WTS Awards Go to Berkeley Students

October 10, 2011

The two grad students who will receive this year’s Women’s Transportation Seminar scholarships have much in common: Both grew up in Michigan, both have been motivated educationally by witnessing the decline of the city of Detroit, and both are in Ph.D. programs at UC Berkeley.

Tierra Bills (left), who is working on her Ph.D. in transportation engineering, will receive the organization’s Leadership Legacy scholarship. Carrie Makarewicz is completing a Ph.D. in city and regional planning with a focus on transportation and community development.  She will be awarded the Helene M. Overly Memorial scholarship. The award ceremony will take place at a cocktail reception in San Francisco on March 3.

Bills’ research focuses on transportation equity, and finding better methods for analyzing it when applied to new policies or infrastructure.

“When we make decisions about building a new transit line, or implementing a policy such as congestion pricing, we need to understand how the costs and benefits will be distributed over different sub-groups of people,” explained Bills. “The methods for equity analysis currently used in practice are not as informative as they could be,” she said.

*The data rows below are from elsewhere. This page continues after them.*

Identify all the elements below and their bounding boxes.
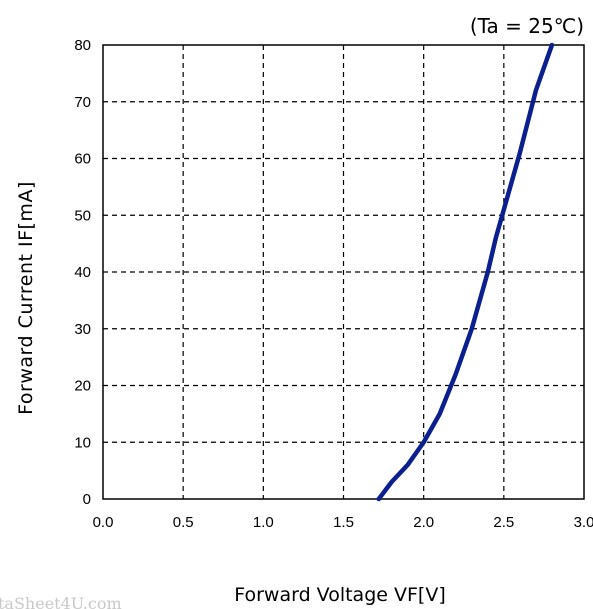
watermark: taSheet4U.com xyxy=(0,594,122,609)
x-tick-label: 2.0 xyxy=(413,514,434,531)
test-condition-label: (Ta = 25℃) xyxy=(470,14,584,38)
plot-frame xyxy=(102,44,585,500)
y-tick-label: 20 xyxy=(74,378,91,395)
grid-lines xyxy=(103,45,584,499)
y-tick-label: 10 xyxy=(74,434,91,451)
series-layer xyxy=(376,42,555,502)
x-tick-label: 0.5 xyxy=(173,514,194,531)
x-tick-labels: 0.0 0.5 1.0 1.5 2.0 2.5 3.0 xyxy=(93,514,593,531)
x-tick-label: 2.5 xyxy=(493,514,514,531)
y-tick-label: 70 xyxy=(74,94,91,111)
y-tick-label: 40 xyxy=(74,264,91,281)
y-axis-label: Forward Current IF[mA] xyxy=(15,181,37,415)
y-tick-label: 0 xyxy=(83,491,91,508)
x-tick-label: 1.0 xyxy=(253,514,274,531)
y-tick-label: 80 xyxy=(74,37,91,54)
x-tick-label: 3.0 xyxy=(574,514,593,531)
y-tick-label: 60 xyxy=(74,151,91,168)
forward-current-curve xyxy=(376,42,555,502)
y-tick-labels: 0 10 20 30 40 50 60 70 80 xyxy=(74,37,91,508)
y-tick-label: 30 xyxy=(74,321,91,338)
x-tick-label: 0.0 xyxy=(93,514,114,531)
y-tick-label: 50 xyxy=(74,207,91,224)
x-tick-label: 1.5 xyxy=(333,514,354,531)
x-axis-label: Forward Voltage VF[V] xyxy=(234,584,446,606)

For her dissertation, Makarewicz is examining how access to work, to schools, to grocery stores, to healthcare, and to other destinations in urban neighborhoods affects low-income parents’ ability to be engaged in their children’s learning.

“Most transport research is focused on the work commute. But people take four to six trips a day,” she said. “If daily trips are long, because of distance or time, how do they affect a parent’s ability to spend time with a child? And how does that affect a child’s ability to learn?”

The San Francisco Bay Area chapter of WTS makes four awards annually, two to graduate students and two to undergrads. This year the international WTS will hold its annual meeting in San Francisco at the Hyatt Embarcadero from May 18-20.